Soft voice of the serpent

Ivor Powell

THE SNAKEBITE SURVIVORS’ CLUB by Jeremy Seal (Picador)

You have to acknowledge it right from the outset: a book that is not only ostensibly but also actually about people who lived to tell the tale of being bitten by the world’s four most venomous species of snake is not the most immediately engaging of literary productions.

Of course the subject has a certain visceral appeal, a thrill of danger and aversion, as well as a rich set of literary and nightmare associations. But snakebite survivors? By an author who claims to be motivated by little more than a morbid itch to scratch his own fear of all slithering creatures? Sought out over four continents?

Frankly, much as I wanted something to read, my first action on picking up the book – after looking at the distinctly forensic pictures of the world’s four most venomous serpents – was to check just how many pages I would have to wade through (348) before the relief of the bibliography and the inevitable learned notes.

That was more or less the last time I surfaced. The Snakebite Survivors’ Club, despite the eccentricity of its subject matter, is an absolute and sustained delight of a book.

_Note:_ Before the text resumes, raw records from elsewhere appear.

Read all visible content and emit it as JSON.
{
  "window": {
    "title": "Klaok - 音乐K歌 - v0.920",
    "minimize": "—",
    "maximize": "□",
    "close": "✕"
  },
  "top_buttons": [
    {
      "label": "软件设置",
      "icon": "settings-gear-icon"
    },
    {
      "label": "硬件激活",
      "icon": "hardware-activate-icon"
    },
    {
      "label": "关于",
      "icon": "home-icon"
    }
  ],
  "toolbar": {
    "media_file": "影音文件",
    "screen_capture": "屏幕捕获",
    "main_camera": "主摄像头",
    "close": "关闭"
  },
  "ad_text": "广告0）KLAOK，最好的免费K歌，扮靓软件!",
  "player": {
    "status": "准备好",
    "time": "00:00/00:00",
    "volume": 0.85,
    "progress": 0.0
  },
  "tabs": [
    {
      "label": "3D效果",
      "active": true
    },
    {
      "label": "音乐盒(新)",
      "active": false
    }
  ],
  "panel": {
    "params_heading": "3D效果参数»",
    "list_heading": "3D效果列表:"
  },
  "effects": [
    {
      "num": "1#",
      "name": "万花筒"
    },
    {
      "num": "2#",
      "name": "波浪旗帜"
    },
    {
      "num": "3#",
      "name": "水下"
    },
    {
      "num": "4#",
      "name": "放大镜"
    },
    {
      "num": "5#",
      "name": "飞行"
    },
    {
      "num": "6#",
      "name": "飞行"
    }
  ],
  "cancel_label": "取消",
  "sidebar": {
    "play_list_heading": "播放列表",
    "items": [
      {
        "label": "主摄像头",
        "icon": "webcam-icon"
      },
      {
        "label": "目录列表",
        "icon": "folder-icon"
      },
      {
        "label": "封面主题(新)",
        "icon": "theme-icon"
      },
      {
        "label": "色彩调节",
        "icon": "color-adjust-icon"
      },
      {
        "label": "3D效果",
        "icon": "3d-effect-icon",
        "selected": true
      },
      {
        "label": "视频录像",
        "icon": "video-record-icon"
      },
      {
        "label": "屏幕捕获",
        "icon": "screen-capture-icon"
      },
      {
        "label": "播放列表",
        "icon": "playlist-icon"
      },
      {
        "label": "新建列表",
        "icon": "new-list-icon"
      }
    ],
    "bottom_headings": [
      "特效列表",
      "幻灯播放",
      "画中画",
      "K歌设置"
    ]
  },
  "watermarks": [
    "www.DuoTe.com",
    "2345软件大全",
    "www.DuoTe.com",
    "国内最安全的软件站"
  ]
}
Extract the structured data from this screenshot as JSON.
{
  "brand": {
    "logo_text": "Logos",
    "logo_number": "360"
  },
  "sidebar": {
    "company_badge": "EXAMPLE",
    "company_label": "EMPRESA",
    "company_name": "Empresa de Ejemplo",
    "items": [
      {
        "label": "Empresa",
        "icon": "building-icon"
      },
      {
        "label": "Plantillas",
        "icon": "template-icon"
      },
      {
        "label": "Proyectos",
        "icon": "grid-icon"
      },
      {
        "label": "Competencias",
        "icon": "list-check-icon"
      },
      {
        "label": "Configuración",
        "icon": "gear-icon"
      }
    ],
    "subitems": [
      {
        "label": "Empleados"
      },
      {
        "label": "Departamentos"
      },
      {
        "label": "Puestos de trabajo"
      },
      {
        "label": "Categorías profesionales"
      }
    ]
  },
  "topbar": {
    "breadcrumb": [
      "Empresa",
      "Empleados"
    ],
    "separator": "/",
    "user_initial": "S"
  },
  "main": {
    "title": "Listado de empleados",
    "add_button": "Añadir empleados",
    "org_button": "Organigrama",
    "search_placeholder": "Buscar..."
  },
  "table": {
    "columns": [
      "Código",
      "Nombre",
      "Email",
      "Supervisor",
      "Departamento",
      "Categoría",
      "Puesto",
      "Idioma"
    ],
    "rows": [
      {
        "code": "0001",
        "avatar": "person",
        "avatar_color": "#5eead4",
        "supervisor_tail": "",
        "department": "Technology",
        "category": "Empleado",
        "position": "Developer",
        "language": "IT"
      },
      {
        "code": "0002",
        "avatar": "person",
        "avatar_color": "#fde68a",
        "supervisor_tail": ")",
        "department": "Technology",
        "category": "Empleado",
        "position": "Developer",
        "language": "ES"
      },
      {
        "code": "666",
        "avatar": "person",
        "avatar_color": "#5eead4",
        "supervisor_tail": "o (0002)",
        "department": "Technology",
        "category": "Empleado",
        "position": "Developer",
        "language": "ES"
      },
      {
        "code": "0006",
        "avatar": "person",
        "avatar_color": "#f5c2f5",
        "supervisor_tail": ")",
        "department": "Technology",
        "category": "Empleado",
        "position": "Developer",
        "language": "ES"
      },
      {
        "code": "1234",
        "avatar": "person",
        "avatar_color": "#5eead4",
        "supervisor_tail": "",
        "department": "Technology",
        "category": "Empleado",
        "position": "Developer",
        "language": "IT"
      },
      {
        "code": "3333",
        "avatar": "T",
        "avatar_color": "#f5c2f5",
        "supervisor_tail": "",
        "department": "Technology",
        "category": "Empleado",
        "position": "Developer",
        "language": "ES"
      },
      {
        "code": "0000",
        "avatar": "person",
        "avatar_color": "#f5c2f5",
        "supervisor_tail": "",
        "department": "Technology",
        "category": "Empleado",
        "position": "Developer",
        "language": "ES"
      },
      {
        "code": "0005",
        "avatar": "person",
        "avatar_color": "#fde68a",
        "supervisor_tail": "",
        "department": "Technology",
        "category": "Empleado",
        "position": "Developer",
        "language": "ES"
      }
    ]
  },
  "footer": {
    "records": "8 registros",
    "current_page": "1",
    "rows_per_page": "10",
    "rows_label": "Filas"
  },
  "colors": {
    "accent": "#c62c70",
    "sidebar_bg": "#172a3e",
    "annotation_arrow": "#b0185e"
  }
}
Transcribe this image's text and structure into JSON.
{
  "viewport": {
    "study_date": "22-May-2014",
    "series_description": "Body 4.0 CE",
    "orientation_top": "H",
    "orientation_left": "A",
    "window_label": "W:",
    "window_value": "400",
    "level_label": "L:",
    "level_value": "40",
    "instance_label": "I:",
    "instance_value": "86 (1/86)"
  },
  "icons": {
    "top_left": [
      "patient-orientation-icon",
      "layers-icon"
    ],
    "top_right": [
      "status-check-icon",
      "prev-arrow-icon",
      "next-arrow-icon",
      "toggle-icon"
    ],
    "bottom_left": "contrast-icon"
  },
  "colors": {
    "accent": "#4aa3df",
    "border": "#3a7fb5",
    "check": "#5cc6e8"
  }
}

One of the reasons is that author Jeremy Seal simply writes so well, with such skill in description, such lightness of evocation and metaphor and so certain a sense for the mot juste that one imagines he could make a riveting read out of the interior life of the internal combustion engine.

He is also a sure and cunning literary strategist. The way he has structured his book is to take the only really suspenseful narrative he has on offer and to spin it out in five different parts, rather like an old-time serial.

Each chapter, except the last, where the story is finally resolved, ends at a cliffhanger moment, to be returned to only after Seal has returned from another continent, tracked down another of his venomous literary prey.

You do not find out exactly what happened to Darlene Summerford Collins – who, as Seal puts it, took a bite from a diamondback rattlesnake “on a Friday evening in the fall of 1991, as people all over Alabama sat down to TV dinners, or mowed the twilit lawn for the last time till spring” – until much, much later.

You are fed only carefully measured-out scraps of the story. Darlene and her white- trash husand Glenn are members of a truly weird down-South cult of snake-handlers. An ex-con and thug, Glenn is reborn through rattlesnakes, becoming a pastor and something like a prophet in the community. Then Glenn goes bad again and, fuddled with religion and vodka, he decides his wife needs to die. He takes her out to the back where the box with the diamondback rattlers is kept …

Then Seal is off to Australia, in perversely meditative mood, all but whistling a happy literary song, on the track of the most venomous of them all – the seriously creepy taipan – to Africa in search of the lore and the reality of mambas, and to India on the trail of cobras.

Back to Darlene, her arm swelling with Glenn lecturing, sucking on a bottle of vodka and telling her that if she has done no wrong she will survive …

Well, it would be to give the game away to tell any more. I’ll say only this: that I think you’ll find it worth the while finding out what happened and where Jeremy Seal went and what he thought and found out in between.